Living with a stranger

We then meet a callow youngster apologising to the office staff and the boss for his behaviour, requesting for rescheduling his interview.
Living with a stranger

Michael Fetter Nathansky sets up a tingling note of intrigue at the very outset in his new German film Every You Every Me, which recently had its world premiere at Berlinale. Nadine Lichter (Aenne Schwarz) has been urgently summoned to take charge of her husband Paul who has locked himself in the basement of an office amid a panic attack before an all-important job interview.

As she tries to calm him down, we don’t quite get to see him. Instead, we find her caressing a raging bull first, then telling a sullen kid that his daughters’ friends at school love him enough to want to rent him as their father. We then meet a callow youngster apologising to the office staff and the boss for his behaviour, requesting for rescheduling his interview.

Slowly it becomes obvious that we are encountering various versions of Paul from different stages of his life. Nathansky even takes down the man-animal and gender divide in representing him, perhaps to approximate how he’d appear to Nadine. One minute a bull that needs to be controlled, another minute a protective, old mother-like figure on whose shoulder she can rest her head and find peace.

We find the real Paul (Carlo Ljubek) when the director takes us back to the past, to the time when single mother Nadine moved from the countryside to take up a job at the factory near Cologne. He is an impulsive, outgoing, splashy co-worker. She is a study in contrast, calm, and collected, with a persona marked by a distinct gravitas. Opposites that they are, they get into minor skirmishes initially but gradually fall in love.

Back to the present, things are not all rosy. The relationship is on the verge of a breakdown and Nathansky dives deep into the pain and passion of the growing rift. Though he doesn’t put it down in stone, you wonder if the mental health of Paul is putting a strain on the family, the “guises” of Paul then becoming a visual metaphor for the alien that he’d become over time to even someone as close to him as Nadine. Or they could be read as the many facets of him, the roles that he played that Nadine once found attractive but which he has now lost through the struggles of life.

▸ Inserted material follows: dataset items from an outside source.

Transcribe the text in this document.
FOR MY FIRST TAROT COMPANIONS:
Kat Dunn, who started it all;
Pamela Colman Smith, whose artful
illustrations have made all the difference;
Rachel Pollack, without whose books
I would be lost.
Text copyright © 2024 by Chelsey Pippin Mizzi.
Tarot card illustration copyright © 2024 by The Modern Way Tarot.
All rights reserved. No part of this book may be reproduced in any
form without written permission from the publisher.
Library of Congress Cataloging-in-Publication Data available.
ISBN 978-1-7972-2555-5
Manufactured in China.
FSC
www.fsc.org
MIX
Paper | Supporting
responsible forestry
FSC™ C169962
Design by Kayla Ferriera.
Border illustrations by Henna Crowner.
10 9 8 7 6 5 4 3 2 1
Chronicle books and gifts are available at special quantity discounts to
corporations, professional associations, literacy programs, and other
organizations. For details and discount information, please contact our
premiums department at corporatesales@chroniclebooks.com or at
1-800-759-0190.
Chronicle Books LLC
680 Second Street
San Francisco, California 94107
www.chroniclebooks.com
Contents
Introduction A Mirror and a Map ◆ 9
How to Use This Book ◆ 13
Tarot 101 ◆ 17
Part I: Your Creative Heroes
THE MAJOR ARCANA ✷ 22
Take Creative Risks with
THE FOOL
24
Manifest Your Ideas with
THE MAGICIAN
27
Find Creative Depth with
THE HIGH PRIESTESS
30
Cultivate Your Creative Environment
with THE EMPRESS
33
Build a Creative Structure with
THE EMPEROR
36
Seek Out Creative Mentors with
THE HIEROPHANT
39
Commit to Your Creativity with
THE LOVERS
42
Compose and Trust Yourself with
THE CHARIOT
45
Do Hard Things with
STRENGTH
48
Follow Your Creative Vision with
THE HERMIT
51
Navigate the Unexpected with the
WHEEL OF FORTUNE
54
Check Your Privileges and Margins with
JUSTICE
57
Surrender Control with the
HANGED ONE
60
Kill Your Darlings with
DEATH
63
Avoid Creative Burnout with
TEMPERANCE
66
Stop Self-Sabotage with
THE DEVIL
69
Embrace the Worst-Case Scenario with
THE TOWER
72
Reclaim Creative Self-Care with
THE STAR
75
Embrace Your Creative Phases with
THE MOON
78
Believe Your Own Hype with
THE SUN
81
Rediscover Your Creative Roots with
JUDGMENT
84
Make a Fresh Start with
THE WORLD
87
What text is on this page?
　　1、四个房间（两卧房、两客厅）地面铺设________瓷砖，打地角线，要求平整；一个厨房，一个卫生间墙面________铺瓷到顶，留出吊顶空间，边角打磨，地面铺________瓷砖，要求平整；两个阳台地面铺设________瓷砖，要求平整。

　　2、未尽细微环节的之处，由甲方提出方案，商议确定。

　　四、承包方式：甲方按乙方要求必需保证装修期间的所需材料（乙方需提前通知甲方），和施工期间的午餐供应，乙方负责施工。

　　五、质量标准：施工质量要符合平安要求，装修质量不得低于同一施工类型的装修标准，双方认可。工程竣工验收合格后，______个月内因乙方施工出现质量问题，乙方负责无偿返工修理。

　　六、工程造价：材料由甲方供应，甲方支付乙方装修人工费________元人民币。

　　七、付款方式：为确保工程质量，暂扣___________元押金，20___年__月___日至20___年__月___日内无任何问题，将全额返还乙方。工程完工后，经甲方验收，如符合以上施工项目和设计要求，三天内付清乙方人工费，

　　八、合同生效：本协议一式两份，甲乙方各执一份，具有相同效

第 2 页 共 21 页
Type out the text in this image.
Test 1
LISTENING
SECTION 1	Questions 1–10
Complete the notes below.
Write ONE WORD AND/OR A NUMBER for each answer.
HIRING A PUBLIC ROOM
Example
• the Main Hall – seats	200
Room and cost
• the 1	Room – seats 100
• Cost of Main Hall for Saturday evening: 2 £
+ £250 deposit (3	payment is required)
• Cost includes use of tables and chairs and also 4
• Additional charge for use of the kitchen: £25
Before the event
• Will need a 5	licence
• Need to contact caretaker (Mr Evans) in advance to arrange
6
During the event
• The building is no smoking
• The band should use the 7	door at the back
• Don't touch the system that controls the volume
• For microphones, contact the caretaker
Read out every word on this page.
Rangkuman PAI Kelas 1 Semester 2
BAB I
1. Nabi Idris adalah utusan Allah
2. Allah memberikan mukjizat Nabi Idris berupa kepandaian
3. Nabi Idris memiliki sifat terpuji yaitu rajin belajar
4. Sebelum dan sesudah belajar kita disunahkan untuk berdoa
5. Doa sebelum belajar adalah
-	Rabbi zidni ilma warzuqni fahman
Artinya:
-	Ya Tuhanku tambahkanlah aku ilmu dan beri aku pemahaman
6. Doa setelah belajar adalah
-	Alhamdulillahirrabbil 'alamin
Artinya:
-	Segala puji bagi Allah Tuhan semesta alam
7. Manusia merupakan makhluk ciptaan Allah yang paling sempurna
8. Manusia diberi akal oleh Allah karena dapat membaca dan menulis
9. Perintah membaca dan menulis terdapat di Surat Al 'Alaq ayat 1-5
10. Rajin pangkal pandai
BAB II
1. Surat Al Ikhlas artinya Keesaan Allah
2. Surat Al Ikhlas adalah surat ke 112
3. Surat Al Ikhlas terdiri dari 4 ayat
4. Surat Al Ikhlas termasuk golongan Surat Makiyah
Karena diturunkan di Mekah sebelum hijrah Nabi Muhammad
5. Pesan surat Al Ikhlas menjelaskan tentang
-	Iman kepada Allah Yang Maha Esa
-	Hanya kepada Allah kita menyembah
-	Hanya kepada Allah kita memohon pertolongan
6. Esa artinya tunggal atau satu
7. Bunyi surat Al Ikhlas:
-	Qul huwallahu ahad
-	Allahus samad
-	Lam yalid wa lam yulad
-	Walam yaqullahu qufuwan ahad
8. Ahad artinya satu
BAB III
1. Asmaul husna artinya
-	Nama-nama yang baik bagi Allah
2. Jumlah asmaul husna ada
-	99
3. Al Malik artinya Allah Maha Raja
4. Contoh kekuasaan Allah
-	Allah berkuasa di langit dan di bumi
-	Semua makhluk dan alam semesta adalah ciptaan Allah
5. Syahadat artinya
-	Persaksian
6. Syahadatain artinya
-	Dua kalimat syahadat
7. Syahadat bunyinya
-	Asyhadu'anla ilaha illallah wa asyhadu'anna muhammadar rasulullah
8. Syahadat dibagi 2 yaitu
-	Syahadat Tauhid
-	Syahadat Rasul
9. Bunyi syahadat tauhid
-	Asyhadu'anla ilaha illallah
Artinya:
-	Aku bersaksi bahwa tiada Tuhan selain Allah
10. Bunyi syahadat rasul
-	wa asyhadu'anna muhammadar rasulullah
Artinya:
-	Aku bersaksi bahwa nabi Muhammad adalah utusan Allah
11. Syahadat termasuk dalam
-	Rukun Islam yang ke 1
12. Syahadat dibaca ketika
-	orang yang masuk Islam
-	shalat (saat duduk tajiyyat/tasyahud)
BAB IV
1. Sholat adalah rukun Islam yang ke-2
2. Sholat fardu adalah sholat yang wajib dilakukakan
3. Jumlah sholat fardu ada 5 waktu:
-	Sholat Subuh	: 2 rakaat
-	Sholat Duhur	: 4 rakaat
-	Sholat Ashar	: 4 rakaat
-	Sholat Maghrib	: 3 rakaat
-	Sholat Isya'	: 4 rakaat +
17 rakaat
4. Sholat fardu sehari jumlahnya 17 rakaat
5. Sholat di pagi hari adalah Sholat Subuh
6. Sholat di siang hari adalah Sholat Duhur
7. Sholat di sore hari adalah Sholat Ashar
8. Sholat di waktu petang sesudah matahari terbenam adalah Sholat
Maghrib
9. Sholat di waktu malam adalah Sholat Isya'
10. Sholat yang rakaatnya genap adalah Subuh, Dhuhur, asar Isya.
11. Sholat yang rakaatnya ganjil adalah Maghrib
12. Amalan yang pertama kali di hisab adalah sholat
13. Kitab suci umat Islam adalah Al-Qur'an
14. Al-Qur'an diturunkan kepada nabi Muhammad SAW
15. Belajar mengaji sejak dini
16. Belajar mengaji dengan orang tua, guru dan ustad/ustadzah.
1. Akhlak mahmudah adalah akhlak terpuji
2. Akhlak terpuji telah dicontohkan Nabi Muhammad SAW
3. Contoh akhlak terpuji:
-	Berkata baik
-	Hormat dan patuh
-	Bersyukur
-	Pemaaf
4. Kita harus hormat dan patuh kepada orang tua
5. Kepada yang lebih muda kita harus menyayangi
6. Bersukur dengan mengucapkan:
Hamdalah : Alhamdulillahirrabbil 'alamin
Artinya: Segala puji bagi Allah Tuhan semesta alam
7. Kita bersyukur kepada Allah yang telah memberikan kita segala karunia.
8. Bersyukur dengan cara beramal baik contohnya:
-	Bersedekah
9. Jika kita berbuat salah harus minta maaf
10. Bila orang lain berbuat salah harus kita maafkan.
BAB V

A question that Nadine asks her colleague and friend Adja (Sara Fazilat) articulates the core of the film: “Do you know the feeling when you look at a strange man and find it bizarre how he talks and what he says and after a while, you realize that it’s your own husband?” It’s all about the loss of the vital connection between two people and the loneliness that creeps into their companionship. Can your love for each other still stay unconditional? Can you love parts of someone and not the whole?

What gives the film its heft is the financial instability underlying the relationship. With restructuring underway in her factory, salary cuts and layoffs loom large for Nadine, while Paul is still trying to find his feet. The turmoil outside parallels and determines the tumult at home.

Every You Every Me mixes the surreal with the real, the beguiling and the bizarre with the socio-economic mundaneness, the tender with the harsh to intimately chronicle a relationship hitting its “best by” date.

While Ljubek as Paul personifies the enduring faith in love, it is Schwarz’s wondrous performance that illuminates the contradictions, complications and, scepticism about love. Her Nadine is a woman who is centred and seemingly in control but is she really? She is someone others rely on but could do with a little help and support herself.

Schwarz’s haunting, melancholic face and her inquiring gaze convey the repercussions of being forced to bear the burden of love, and the twin pulls of wanting to love a man but not being able to do so. The film unfolds entirely from her perspective. “Why do I not love you anymore?” she asks Paul. The film—with its tad overwrought and protracted narrative—doesn’t answer that question clearly either. It’s about misplaced love and grappling with its loss rather than walking through the process of its steady disappearance.